HUKUKİ DEĞERLENDİRME:
Uyuşmazlık konusu vergi ve cezaya ilişkin ihbarnamelerin 213 sayılı Kanun'da yer alan tebligata ilişkin düzenlemelere uyulmaksızın 7201 sayılı Tebligat Kanunu'nun 21. maddesine göre mahalle muhtarına imzalatılmak suretiyle usulsüz olarak tebliğ edildiği ve davanın 29/01/2016 tarihinde açıldığı da dikkate alındığında, bu durumda 31/12/2015 tarihine kadar usulüne uygun bir şekilde tebliğ edilemeyen katma değer vergisi üzerinden kesilen vergi ziyaı cezası zaman aşımına uğradığından, Vergi Dava Dairesi kararının,bir kat vergi ziyaı cezasının üç kata çıkarılmasına ilişkin hüküm fıkrasının bozulması gerekmiştir.
Davalı idarenin, vergi ziyaı cezasının tekerrürden kaynaklanan hüküm fıkrasına yöneltilen temyiz isteminin bu nedenle reddi gerekmiştir.

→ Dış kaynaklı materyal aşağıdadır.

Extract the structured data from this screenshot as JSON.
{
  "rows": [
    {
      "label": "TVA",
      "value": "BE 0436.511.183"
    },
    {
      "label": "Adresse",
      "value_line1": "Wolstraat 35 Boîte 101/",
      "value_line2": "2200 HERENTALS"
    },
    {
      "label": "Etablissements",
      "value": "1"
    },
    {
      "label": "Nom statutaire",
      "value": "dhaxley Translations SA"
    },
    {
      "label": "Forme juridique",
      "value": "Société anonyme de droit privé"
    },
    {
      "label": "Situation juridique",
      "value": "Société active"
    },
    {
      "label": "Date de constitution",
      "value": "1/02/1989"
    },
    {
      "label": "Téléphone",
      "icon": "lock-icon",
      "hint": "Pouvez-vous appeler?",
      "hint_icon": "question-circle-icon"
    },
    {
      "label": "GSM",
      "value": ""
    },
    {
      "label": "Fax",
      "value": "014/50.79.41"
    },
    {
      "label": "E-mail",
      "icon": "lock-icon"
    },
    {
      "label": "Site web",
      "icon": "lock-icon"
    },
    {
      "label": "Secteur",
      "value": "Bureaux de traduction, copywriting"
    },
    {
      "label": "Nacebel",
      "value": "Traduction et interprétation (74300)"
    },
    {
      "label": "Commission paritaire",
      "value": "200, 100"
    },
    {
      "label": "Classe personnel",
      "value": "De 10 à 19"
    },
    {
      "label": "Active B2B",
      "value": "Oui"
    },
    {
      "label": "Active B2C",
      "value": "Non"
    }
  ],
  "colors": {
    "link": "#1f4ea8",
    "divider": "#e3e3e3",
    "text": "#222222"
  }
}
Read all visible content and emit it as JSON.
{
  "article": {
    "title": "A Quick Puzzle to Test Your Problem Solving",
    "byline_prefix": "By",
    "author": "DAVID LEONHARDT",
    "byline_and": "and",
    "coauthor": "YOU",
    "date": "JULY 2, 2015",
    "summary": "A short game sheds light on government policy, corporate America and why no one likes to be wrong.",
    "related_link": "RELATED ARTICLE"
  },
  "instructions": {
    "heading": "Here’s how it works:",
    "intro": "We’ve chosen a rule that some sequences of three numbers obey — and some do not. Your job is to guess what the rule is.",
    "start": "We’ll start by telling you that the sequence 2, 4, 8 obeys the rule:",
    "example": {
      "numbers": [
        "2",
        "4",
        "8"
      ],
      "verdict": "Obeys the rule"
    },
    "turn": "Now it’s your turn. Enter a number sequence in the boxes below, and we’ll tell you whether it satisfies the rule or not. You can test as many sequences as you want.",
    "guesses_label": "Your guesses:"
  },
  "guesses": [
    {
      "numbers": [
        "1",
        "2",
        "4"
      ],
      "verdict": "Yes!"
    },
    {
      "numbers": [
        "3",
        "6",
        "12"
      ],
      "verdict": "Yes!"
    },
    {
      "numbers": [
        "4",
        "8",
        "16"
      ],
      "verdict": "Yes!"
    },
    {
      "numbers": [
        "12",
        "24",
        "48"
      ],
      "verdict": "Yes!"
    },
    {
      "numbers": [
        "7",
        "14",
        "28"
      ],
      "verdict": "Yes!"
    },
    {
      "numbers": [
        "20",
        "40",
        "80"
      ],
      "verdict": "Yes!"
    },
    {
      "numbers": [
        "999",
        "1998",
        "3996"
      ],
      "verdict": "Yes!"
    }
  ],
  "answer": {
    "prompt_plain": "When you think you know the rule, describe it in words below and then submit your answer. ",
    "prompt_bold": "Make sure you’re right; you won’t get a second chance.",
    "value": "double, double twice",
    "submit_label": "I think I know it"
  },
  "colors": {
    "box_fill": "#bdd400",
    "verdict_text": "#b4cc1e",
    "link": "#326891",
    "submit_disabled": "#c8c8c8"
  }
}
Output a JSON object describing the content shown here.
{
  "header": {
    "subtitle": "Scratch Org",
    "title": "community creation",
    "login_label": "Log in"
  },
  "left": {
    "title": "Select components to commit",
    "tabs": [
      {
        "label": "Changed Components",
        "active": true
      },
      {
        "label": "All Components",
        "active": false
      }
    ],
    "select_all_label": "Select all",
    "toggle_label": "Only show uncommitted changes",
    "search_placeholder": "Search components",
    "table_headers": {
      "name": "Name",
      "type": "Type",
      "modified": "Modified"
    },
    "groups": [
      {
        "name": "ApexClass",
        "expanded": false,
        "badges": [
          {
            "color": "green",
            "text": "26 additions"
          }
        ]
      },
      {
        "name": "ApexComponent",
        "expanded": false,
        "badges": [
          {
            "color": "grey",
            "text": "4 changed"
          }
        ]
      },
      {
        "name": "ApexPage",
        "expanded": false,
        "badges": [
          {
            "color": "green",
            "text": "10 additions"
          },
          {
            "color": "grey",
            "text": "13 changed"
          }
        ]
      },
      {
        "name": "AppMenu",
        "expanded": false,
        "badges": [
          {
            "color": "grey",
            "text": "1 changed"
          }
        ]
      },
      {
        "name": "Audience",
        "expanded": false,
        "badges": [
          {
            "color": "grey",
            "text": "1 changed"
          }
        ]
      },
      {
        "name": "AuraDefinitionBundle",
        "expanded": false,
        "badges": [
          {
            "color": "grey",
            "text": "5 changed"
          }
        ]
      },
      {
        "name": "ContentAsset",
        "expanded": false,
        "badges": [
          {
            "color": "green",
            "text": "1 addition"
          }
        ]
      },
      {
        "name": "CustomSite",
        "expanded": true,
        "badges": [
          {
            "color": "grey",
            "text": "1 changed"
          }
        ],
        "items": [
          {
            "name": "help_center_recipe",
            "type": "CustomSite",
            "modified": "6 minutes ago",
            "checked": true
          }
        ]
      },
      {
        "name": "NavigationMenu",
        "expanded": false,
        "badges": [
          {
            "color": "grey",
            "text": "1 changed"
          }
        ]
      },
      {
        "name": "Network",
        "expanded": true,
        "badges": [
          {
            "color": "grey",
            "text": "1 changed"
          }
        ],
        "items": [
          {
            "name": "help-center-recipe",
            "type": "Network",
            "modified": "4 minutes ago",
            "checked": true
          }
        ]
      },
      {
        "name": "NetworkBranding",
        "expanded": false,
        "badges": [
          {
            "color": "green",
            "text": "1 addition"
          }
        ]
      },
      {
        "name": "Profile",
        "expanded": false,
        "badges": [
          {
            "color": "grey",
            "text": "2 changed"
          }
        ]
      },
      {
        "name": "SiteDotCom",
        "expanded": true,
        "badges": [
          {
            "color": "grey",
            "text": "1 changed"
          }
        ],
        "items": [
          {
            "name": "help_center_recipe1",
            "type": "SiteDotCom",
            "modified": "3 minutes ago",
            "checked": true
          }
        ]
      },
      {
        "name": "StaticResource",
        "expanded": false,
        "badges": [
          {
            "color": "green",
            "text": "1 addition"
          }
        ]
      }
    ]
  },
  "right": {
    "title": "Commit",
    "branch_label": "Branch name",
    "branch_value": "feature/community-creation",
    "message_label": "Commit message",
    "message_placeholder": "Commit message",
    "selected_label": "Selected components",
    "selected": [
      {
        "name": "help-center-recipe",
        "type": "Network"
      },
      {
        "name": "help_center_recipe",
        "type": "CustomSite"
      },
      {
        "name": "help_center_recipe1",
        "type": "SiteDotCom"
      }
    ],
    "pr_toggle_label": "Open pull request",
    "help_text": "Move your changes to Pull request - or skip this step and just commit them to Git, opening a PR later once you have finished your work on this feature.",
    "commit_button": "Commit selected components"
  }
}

Temyiz incelemesi neticesinde istinaf kararına konu ... Vergi Mahkemesinin ... tarih ve E:..., K:... sayılı kararıyla, bir kat vergi ziyaı cezalı katma değer vergisi ile özel usulsüzlük cezası yönünden davanın reddedildiği, davacı tarafından istinaf başvurusunda bulunulmayarak sözü edilen kararın değinilen hüküm fıkralarının davacı yönünden kesinleştiği dikkate alındığında, davacı tarafından söz konusu hüküm fıkralarına yöneltilen temyiz isteminin incelenmeksizin reddi gerekmiştir.
KARAR SONUCU:
Açıklanan nedenlerle;
1. Davacı temyiz isteminin kısmen kabulüne,
2. Temyize konu Vergi Dava Dairesi kararının, bir kat vergi ziyaı cezasının üç kata çıkarılmasına ilişkin hüküm fıkrasının BOZULMASINA,
3. Kararın, tarhiyatın kesinleşen kısmına ilişkin hüküm fıkrasına yöneltilen davacı temyiz isteminin İNCELENMEKSİZİN REDDİNE,
4. Davalı idare TEMYİZ İSTEMİNİN REDDİNE, 24/03/2022 tarihinde oybirliğiyle kesin olarak karar verildi.